"Ventana abierta"
RINCÓN PARA ORAR
26 « No les tengáis
miedo. Pues no hay nada encubierto que no haya de ser descubierto, ni oculto
que no haya de saberse.
27 Lo que yo os digo
en la oscuridad, decidlo vosotros a la luz; y lo que oís al oído, proclamadlo
desde los terrados.
28 « Y no temáis a los
que matan el cuerpo, pero no pueden matar el alma; temed más bien a Aquel que
puede llevar a la perdición alma y cuerpo en la gehena.
29 ¿No se venden dos pajarillos
por un as?
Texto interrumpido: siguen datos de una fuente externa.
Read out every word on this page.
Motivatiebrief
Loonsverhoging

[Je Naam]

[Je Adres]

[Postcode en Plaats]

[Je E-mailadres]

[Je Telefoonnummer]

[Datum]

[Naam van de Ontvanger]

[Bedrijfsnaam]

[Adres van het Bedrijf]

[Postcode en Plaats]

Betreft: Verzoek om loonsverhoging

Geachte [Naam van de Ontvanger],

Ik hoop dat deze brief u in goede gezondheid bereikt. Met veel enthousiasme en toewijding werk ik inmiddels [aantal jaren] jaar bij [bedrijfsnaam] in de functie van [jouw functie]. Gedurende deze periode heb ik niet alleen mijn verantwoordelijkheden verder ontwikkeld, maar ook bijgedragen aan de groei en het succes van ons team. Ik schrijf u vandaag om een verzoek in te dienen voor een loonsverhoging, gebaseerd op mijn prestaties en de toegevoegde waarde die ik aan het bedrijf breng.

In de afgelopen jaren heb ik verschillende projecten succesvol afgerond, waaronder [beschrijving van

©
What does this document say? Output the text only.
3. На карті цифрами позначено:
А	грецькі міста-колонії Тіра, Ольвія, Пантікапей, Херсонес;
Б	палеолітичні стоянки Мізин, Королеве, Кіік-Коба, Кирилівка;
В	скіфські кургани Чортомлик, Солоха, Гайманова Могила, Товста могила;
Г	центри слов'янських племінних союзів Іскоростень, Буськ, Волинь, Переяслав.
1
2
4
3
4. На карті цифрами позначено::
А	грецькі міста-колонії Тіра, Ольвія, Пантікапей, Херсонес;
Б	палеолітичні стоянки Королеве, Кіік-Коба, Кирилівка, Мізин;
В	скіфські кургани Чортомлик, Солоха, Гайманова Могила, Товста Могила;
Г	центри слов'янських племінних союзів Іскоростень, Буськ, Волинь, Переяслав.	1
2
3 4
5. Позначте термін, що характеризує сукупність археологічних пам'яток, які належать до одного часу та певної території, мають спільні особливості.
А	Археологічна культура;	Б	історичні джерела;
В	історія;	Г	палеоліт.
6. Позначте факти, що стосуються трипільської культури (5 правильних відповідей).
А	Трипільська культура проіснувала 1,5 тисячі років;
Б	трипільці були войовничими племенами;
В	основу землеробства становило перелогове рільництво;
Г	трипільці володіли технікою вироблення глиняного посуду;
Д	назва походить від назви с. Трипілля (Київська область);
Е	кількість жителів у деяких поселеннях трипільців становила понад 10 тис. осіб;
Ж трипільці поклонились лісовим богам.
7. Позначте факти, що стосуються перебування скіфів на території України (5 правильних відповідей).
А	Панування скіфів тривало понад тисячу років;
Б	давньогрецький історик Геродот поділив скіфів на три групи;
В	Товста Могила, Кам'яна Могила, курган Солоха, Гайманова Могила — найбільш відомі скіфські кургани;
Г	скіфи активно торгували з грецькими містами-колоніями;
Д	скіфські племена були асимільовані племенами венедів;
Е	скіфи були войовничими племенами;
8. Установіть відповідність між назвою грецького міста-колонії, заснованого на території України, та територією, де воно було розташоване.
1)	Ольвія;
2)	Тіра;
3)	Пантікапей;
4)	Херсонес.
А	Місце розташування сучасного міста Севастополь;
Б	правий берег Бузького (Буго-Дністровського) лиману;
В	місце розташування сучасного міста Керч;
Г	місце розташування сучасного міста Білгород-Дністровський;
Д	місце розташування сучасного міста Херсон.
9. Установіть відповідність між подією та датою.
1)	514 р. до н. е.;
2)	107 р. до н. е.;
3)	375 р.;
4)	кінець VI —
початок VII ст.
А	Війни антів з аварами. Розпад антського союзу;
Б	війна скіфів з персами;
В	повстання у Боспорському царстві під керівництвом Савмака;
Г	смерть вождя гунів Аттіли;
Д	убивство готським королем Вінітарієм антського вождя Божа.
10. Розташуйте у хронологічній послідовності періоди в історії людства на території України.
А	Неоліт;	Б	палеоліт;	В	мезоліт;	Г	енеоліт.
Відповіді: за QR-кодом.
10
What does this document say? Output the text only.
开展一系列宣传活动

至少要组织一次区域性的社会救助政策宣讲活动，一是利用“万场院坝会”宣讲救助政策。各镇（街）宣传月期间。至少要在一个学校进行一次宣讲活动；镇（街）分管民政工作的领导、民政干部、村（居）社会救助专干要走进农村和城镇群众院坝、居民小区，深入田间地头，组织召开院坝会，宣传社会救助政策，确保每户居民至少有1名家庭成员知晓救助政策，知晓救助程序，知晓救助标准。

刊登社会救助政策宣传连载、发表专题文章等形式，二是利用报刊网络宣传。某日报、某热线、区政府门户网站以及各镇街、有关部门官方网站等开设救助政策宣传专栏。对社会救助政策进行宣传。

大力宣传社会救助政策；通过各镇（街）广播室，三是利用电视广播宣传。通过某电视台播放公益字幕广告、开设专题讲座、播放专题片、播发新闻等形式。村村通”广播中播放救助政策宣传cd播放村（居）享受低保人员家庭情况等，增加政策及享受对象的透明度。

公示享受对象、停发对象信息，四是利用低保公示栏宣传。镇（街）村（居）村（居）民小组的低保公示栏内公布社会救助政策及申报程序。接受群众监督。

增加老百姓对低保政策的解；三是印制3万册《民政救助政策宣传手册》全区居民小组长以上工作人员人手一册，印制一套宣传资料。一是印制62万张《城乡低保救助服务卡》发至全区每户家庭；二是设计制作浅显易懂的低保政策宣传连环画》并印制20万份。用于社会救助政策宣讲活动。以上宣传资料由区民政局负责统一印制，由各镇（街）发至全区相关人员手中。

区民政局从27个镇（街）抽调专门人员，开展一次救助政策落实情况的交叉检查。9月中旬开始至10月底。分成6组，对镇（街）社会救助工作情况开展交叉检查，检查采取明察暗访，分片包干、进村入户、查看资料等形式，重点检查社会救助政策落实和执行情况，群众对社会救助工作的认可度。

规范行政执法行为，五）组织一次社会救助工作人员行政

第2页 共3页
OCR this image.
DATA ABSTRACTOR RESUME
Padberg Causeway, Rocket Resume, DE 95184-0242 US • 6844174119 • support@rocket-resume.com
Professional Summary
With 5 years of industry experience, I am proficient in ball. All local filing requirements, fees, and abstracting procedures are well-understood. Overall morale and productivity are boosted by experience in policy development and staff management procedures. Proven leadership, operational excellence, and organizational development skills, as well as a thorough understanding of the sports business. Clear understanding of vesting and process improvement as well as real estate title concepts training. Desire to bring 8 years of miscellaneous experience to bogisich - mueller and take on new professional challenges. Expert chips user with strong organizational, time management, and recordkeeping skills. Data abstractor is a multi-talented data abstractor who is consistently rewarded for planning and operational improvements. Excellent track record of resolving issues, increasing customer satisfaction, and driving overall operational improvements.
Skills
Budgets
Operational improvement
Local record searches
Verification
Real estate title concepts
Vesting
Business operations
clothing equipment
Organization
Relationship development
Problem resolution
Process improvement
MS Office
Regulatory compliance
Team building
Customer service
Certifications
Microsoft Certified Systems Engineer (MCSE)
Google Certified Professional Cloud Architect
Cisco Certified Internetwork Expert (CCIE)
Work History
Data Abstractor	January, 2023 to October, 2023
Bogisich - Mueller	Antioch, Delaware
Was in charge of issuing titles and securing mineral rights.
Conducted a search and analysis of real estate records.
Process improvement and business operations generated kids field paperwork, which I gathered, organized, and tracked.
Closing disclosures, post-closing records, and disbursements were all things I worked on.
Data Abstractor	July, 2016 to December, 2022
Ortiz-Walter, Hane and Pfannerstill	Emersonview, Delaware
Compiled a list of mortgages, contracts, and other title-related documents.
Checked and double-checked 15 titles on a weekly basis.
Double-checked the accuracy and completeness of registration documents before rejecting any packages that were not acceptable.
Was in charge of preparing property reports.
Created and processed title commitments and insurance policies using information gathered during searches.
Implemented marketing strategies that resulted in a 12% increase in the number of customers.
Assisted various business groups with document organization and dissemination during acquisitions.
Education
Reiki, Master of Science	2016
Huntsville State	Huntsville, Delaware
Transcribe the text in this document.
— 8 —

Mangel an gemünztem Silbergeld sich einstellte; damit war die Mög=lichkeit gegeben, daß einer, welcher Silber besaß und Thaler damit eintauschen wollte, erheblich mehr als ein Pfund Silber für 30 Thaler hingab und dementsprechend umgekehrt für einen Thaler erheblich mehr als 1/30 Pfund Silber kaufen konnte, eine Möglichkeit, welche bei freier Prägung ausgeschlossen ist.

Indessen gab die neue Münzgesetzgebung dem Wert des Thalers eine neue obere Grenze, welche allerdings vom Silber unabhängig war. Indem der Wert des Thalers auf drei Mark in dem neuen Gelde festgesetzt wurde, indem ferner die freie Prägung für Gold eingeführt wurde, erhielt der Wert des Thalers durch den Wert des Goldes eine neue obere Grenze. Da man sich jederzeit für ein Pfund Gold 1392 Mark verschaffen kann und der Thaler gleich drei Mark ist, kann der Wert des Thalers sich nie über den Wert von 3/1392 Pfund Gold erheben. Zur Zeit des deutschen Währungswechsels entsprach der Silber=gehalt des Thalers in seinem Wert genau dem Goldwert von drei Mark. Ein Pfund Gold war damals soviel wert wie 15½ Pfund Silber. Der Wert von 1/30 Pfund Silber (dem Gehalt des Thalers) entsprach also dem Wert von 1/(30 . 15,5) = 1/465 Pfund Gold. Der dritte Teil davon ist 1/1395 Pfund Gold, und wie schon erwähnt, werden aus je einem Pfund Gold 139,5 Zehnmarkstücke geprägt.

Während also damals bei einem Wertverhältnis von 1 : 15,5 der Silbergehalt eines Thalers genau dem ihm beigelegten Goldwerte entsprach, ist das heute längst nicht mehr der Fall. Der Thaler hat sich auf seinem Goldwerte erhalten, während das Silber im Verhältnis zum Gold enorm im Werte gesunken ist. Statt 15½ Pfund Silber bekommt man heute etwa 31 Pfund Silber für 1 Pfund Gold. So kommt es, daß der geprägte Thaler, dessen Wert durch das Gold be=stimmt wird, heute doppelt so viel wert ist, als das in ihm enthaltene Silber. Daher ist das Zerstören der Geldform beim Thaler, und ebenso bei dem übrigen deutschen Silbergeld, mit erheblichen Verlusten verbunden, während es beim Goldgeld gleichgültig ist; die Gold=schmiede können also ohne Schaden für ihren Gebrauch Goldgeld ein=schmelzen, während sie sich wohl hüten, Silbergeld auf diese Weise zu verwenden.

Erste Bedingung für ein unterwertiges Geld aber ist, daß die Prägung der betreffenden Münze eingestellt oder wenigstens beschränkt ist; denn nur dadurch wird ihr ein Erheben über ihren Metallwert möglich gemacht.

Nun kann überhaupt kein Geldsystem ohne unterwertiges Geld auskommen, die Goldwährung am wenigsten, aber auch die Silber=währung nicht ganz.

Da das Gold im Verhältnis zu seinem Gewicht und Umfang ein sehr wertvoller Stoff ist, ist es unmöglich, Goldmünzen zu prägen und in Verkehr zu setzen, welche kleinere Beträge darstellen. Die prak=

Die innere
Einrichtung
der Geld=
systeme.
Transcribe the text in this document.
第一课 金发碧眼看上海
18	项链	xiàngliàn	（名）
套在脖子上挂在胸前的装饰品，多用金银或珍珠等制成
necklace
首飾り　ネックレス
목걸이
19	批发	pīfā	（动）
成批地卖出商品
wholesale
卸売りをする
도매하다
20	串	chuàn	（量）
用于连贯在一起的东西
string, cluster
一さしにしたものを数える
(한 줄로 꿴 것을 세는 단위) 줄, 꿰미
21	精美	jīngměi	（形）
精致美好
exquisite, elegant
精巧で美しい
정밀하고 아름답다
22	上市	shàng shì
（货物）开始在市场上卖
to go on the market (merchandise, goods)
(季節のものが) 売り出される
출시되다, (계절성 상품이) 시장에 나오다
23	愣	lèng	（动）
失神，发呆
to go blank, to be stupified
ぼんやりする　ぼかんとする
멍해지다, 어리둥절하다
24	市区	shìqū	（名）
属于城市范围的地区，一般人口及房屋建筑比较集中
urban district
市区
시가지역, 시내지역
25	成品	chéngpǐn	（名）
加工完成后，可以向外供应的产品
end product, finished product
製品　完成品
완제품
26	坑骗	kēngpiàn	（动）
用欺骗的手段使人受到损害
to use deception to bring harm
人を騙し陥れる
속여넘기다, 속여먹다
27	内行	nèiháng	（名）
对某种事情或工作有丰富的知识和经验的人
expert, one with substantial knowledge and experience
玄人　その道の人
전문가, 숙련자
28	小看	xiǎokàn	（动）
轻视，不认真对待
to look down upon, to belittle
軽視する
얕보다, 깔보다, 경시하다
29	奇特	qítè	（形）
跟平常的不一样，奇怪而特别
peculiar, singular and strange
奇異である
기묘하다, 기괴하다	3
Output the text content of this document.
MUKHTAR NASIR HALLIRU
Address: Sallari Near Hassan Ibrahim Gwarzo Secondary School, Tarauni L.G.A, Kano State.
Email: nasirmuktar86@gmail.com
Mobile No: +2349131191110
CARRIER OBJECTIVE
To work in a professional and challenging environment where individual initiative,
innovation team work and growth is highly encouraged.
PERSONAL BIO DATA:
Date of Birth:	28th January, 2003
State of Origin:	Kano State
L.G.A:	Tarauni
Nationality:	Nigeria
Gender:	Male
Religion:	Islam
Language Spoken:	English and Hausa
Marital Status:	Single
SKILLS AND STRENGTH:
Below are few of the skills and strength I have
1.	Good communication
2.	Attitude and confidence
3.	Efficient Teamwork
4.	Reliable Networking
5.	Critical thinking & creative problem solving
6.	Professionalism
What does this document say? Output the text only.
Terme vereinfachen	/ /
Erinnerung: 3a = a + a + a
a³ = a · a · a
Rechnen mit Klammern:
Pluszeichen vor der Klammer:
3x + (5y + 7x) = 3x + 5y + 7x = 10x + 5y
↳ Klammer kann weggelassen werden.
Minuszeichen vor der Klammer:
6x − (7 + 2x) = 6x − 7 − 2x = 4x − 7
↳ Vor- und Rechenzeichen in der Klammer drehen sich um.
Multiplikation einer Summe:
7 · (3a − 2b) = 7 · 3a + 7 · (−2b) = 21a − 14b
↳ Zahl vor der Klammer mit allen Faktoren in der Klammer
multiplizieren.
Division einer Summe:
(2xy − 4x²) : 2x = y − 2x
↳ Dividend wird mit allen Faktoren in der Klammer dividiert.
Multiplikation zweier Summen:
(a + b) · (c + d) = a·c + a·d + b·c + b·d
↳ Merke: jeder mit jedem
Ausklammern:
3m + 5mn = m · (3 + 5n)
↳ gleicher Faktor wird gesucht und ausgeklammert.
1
Pues bien, ni uno de ellos caerá en tierra sin el consentimiento
de vuestro Padre.
30 En cuanto a
vosotros, hasta los cabellos de vuestra cabeza están todos contados.
31 No temáis, pues;
vosotros valéis más que muchos pajarillos.
32 « Por todo aquel
que se declare por mí ante los hombres, yo también me declararé por él ante mi
Padre que está en los cielos;
33 pero a quien me niegue ante los hombres, le negaré yo también ante mi Padre que está en los cielos. (Mt. 10, 26-33)
Los hombres poderosos creen que son ellos los
que hacen la historia de los hombres, pero su ambicioso poder
los ciega para no ver que “el Señor de la
historia” es Dios y ha dejado el llevarla a cabo a su Hijo Jesús
que, por amor a la voluntad omnímoda de su Padre-Dios, se
metió en la historia de los hombres para enseñarlos a “hacer
historia”, según la voluntad de Dios.
Por ello, es insensato, lo primero, tener
miedo a los hombres. Ellos, quizás, en su maldad,
tan sólo puedan matar el cuerpo, pero el alma sale siempre a salvo de
sus persecuciones. Dios es el Dios del alma y del cuerpo de los
hombres. Él se ha reservado el resucitar su alma y su cuerpo en el Último
Día. Y segundo, si vivimos en presencia de Dios, nuestra confianza
en ÉI nos dice que nada de lo que nos sucede, ni
nuestra muerte física, escapa al plan Salvador de Dios sobre
cada una de sus criaturas.
Y nos trae Jesús la imagen bella de
los gorriones. Ellos, pequeñas criaturas, son también
objeto de la Providencia divina. Un par de pajaritos, los más comunes, son motivo del cuidado
de Dios, que, si “caen en la tierra”, es por
voluntad de Dios. Y Jesús sigue provocándonos a la confianza y
abandono en Él: “Hasta los caballos de vuestra cabeza están todos
contados” por mi Padre-Dios. ¡En esta imagen, ya nos
perdemos! ¿Quién puede contar cada pelo de la cabeza?: Sólo Dios que
no descuida algo tan nimio. Es como si dijera
igualmente: “¡Tengo contadas todas las piedrecitas de la arena del
mar!”.
Dios
es Dios y su Providencia es algo que se nos
escapa a nuestra razón, tan limitada y estrecha. ¡Señor, que
nuestra fe en Ti sea tan firme y fuerte que seamos capaces de colgarnos de tu
Providencia, que siempre está velando por cada uno de nosotros! ¡Que,
aunque a la razón nos parezca que no nos miras, que no nos ves, que no nos
tocas, los ojos de la fe, los oídos de la fe y el tacto de la fe nos
certifiquen lo contrario!
¡Tú puedes hacer que
tu Presencia, como sólo ella puede manifestarse, quite todo
asomo de miedo o tristeza porque estos son frutos del pecado
y Tú, por tu Bondad, nos has confirmado tu gracia en lo
profundo de nuestra alma! ¡Somos tus “niños
mimados”, como Efraím y nos quieres y nos amas como a las
niñas de tus ojos! ¡Sea bendita y alabada tu Misericordia que se
complace en los corazones pobres y humildes!
¡Mira si no a la Madre de tu Hijo Jesús que, por su humildad y sencillez, hizo tus complacencias y le diste el poder de decir “Sí” para engendrar a tu Hijo en sus entrañas! ¡Este Misterio sublime nos ha sido revelando para que, por su intercesión poderosa, esté a nuestro lado, en el camino, a veces tortuoso de nuestra vida! ¡Se Señor nuestra fortaleza y escudo! ¡Creemos en Ti y confiamos en tu Providencia! ¡Qué así sea! ¡Amén! ¡Amén!"